Donald Trump

DONALD TRUMP CONVIERTE LA DISIDENCIA POLÍTICA EN ENEMIGO INTERNO

Trump es la gran llaga de un mundo que se descompone. Su figura revela la fragilidad de la democracia cuando se convierte en caja de resonancia del odio. Si la sociedad estadounidense no logra cerrar esa herida, las consecuencias no quedarán confinadas a sus fronteras: el eco del odio ya se expande como un virus por todo el planeta.

Ciudad de México, 12 de septiembre (MaremotoM).- Donald Trump vuelve a poner en tensión la vida política de Estados Unidos. En lugar de abrir un debate urgente sobre el acceso indiscriminado a las armas de fuego —uno de los problemas más graves del país—, el expresidente prefiere dirigir su discurso hacia la criminalización de la izquierda, a la que califica de “horrible”, como si la búsqueda de un mundo más justo, más progresista y menos violento fuese motivo de persecución.

El resultado es un clima de polarización que ya no solo se expresa en el Congreso o en los medios de comunicación, sino en las calles, donde cualquiera que se declare progresista o que se pronuncie en contra del genocidio en Gaza o del uso irrestricto de las armas debe cuidarse de no ser víctima de ataques de odio.

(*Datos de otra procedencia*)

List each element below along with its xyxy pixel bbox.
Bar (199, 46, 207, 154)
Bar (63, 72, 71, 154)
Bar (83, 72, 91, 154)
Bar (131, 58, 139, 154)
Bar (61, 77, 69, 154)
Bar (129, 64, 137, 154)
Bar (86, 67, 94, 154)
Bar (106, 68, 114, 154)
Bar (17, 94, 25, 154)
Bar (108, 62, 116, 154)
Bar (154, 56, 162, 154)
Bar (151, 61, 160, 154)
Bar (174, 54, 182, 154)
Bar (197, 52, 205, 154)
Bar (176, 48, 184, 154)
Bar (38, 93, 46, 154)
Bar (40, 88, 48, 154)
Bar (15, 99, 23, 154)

La lógica es tan brutal como clara: Trump convierte la disidencia política en enemigo interno.

Donald Trump
Donald Trump, lleno de rabia, resentimiento y odio, divide al mundo. Foto: Cortesía

El caso Charlie Kirk : un disparador solitario

En este contexto, no sorprende el eco del caso Charlie Kirk. Su autor no pertenecía a una izquierda radical organizada, no representaba a ninguna facción partidista. Era, en realidad, un hombre solo, un individuo indignado que decidió actuar contra lo que consideraba un discurso de odio. La paradoja es brutal: alguien que odiaba el odio termina siendo arrastrado a la misma espiral de violencia.

El sospechoso bajo custodia es un joven de 22 años de Utah, dijo un funcionario de las fuerzas del orden. Las autoridades lo han identificado como Tyler Robinson, dijo el funcionario, quien no estaba autorizado para discutir la investigación en curso y habló bajo condición de anonimato.

El nombre de Kirk circula hoy como el síntoma de un país en crisis. Lejos de ser un “terrorista progresista”, como algunos medios lo caricaturizan, fue más bien el producto de un clima envenenado en el que Trump y sus seguidores alimentan la confrontación y anulan cualquier posibilidad de debate democrático.

La política como fomento del odio

Trump representa la gran herida que supura en el cuerpo político estadounidense. En vez de responder a los desafíos de su país —las matanzas masivas con armas de fuego, la desigualdad, la violencia racial—, prefiere culpar al progresismo y señalarlo como amenaza existencial. Este recurso no es nuevo: en la historia, la derecha radical siempre ha necesitado de un “otro” al que convertir en enemigo interno.

Sin embargo, la diferencia hoy es la magnitud del altavoz: Trump arrastra a millones de seguidores que ven en sus palabras una invitación a la acción, incluso a la violencia. El progresista deja de ser un ciudadano que pide igualdad, justicia o paz; pasa a convertirse en un objetivo.

En este terreno resbaladizo, la política estadounidense refleja una fractura global: la democracia se debilita cuando el odio se normaliza como estrategia electoral. El trumpismo es más que un movimiento: es la puesta en escena de la intolerancia como espectáculo mediático.

Decir hoy que se quiere un mundo mejor, que se rechaza el genocidio en Gaza, que se desea limitar la libre portación de armas en un país marcado por tiroteos escolares, equivale a ponerse en riesgo frente a una masa que prefiere escuchar gritos que argumentos.

Trump es la gran llaga de un mundo que se descompone. Su figura revela la fragilidad de la democracia cuando se convierte en caja de resonancia del odio. Si la sociedad estadounidense no logra cerrar esa herida, las consecuencias no quedarán confinadas a sus fronteras: el eco del odio ya se expande como un virus por todo el planeta.